Serialized fields are embedded within the main body record to avoid sending a large
number of smaller chunks of data to storage backends. For cloud storage backends having
a smaller number of larger requests tends to be more efficient.
Simple Values
If all you need to do is store a single value you can do so using the
StorableValue class. In addition to
the value you want to save you can manually specify its
serializer and storage:
from labox.builtin import JsonSerializer
from labox.builtin import StorableValue
storable = StorableValue(value="Hello, World!", serializer=JsonSerializer)
Simple Streams
Similarly, if you want to store a stream of values, you can use the
StorableStream class. It works
similarly to StorableValue but is
designed for storing an asynchronous stream of values. You can also specify a serializer
and storage:
from labox.builtin import JsonStreamSerializer
from labox.builtin import StorableStream
storable = StorableStream(value="Hello, World!", serializer=JsonStreamSerializer)
Serializers
Labox provides built-in serializers for various stdlib data types.
JSON
Both a JsonSerializer and
JsonStreamSerializer implementations
are available. Either can be configured with an optional
JSONEncoder and/or JSONDecoder.
import json
from labox.builtin import JsonSerializer
from labox.builtin import json_serializer
from labox.builtin import json_stream_serializer
custom_json_serializer = JsonSerializer(
encoder=json.JSONEncoder(indent=2),
decoder=json.JSONDecoder(object_hook=lambda d: d),
)
CSV
A CsvSerializer implementation is
available. It can be configured with
CsvOptions that are similat to those passed to
csv.writer and csv.reader. Unlike those though, you
cannot pass a csv.Dialect directly. Instead, you may pass a dialect
name as a string. For custom dialects, you can first use
csv.register_dialect to add it under a name you choose, and
then pass that name to the serializer.
from labox.builtin import CsvSerializer
from labox.builtin import csv_serializer
unix_csv_serializer = CsvSerializer(dialect="unix")
Datetime
Labox provides a basic
Iso8601Serializer for serializing
datetime objects to ISO 8601 strings.
Storages
A few built-in storage implementations are available in Labox.
Database Storage
The database storage is a built-in storage that saves content under the JSON (JSONB for
PostgreSQL) storage_config column of a
ContentRecord. This storage is best used
when the content is small and needs to be leveraged when querying the database.

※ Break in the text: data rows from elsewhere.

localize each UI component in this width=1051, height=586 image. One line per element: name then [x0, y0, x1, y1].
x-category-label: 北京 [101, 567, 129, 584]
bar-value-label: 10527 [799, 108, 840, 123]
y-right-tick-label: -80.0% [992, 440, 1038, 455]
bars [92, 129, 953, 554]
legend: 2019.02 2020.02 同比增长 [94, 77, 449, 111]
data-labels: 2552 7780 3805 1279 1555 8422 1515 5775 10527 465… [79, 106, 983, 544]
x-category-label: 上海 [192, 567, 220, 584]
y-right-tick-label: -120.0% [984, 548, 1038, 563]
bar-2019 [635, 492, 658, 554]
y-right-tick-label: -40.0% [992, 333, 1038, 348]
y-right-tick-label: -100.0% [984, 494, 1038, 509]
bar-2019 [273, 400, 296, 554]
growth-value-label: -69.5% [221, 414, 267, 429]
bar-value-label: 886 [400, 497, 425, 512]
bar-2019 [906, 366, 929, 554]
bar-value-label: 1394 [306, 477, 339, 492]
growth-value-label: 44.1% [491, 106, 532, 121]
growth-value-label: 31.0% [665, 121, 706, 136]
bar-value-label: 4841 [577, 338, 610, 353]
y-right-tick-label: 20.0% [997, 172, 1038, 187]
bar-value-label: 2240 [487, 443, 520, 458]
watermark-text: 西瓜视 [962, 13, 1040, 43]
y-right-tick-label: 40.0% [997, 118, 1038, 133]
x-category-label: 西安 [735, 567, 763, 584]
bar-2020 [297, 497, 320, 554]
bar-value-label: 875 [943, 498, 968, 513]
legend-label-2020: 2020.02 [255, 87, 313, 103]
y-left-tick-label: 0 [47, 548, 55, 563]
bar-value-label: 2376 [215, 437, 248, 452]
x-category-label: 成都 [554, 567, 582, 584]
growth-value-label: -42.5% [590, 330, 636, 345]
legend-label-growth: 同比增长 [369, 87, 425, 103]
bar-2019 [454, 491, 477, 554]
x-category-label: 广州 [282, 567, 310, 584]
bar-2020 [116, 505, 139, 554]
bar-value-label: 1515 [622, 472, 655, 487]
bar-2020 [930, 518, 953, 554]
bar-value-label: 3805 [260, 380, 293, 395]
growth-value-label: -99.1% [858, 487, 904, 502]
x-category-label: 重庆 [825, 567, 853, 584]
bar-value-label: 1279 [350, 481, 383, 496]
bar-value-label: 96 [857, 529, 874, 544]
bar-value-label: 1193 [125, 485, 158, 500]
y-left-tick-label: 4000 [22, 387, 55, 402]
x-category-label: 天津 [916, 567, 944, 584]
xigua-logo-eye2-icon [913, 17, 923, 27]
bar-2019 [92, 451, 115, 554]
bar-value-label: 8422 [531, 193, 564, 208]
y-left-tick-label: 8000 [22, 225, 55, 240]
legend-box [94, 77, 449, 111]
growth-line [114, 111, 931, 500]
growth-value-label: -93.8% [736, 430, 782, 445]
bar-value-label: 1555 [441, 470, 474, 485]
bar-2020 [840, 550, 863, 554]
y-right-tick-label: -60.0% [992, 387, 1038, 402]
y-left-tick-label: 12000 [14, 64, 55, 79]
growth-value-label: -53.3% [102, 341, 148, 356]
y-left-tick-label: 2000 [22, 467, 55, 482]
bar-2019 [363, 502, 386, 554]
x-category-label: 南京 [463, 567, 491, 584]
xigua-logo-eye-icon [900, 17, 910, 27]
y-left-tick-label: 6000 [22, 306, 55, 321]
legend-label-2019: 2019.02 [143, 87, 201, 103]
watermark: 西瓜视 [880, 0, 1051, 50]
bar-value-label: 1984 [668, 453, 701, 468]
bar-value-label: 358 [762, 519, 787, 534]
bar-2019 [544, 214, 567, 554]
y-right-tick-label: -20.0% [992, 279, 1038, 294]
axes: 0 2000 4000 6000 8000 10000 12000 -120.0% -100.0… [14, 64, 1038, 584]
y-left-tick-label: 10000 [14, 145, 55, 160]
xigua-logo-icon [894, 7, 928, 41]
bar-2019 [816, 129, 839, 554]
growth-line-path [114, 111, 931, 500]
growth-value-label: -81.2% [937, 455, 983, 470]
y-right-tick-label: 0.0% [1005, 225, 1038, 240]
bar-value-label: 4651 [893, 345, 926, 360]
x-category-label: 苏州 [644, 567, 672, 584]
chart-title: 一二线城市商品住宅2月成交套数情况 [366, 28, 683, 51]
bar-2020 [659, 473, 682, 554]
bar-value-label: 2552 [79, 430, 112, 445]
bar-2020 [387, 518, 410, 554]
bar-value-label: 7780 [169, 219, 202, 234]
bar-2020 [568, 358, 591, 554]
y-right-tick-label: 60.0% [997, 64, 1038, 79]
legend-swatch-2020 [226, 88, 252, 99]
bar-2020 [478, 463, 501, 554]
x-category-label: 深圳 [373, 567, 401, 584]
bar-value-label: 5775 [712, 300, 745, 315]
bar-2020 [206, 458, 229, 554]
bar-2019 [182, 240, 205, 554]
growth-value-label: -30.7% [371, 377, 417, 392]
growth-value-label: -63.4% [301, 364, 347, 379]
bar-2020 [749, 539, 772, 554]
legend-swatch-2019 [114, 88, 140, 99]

Because the content is held in a JSON (or JSONB) column, this storage is limited to
saving JSON data. To enforce this the storage checks that the content_type is set to
application/json or the same with an extension (e.g. application/json+x-labox). This
storage also enforces a maximum size for the content it saves since direct storage in
the database is not recommended for large artifacts. By default the max size is 100kb
with a warning at 10kb. You can configure this maximum size by passing a warn_size
and/or error_size to the
DatabaseStorage constructor.
from labox.builtin import DatabaseStorage
from labox.builtin import database_storage
db_storage = DatabaseStorage(
warn_size=100 * 1024, # 100kb
error_size=1000 * 1024, # 1mb
)
File System
A file based storage is available through the
FileStorage class. This storage saves
content to the file system under a directory. The default instance of this storage
(file_storage) uses a temporary directory that is deleted when the process exits
making it suitable for testing purposes.
from labox.builtin import FileStorage
from labox.builtin import file_storage
my_file_storage = FileStorage("/path/to/storage")
Memory Storage
A memory based storage is available through the
MemoryStorage class. This storage saves
content in memory and is best suited for testing purposes.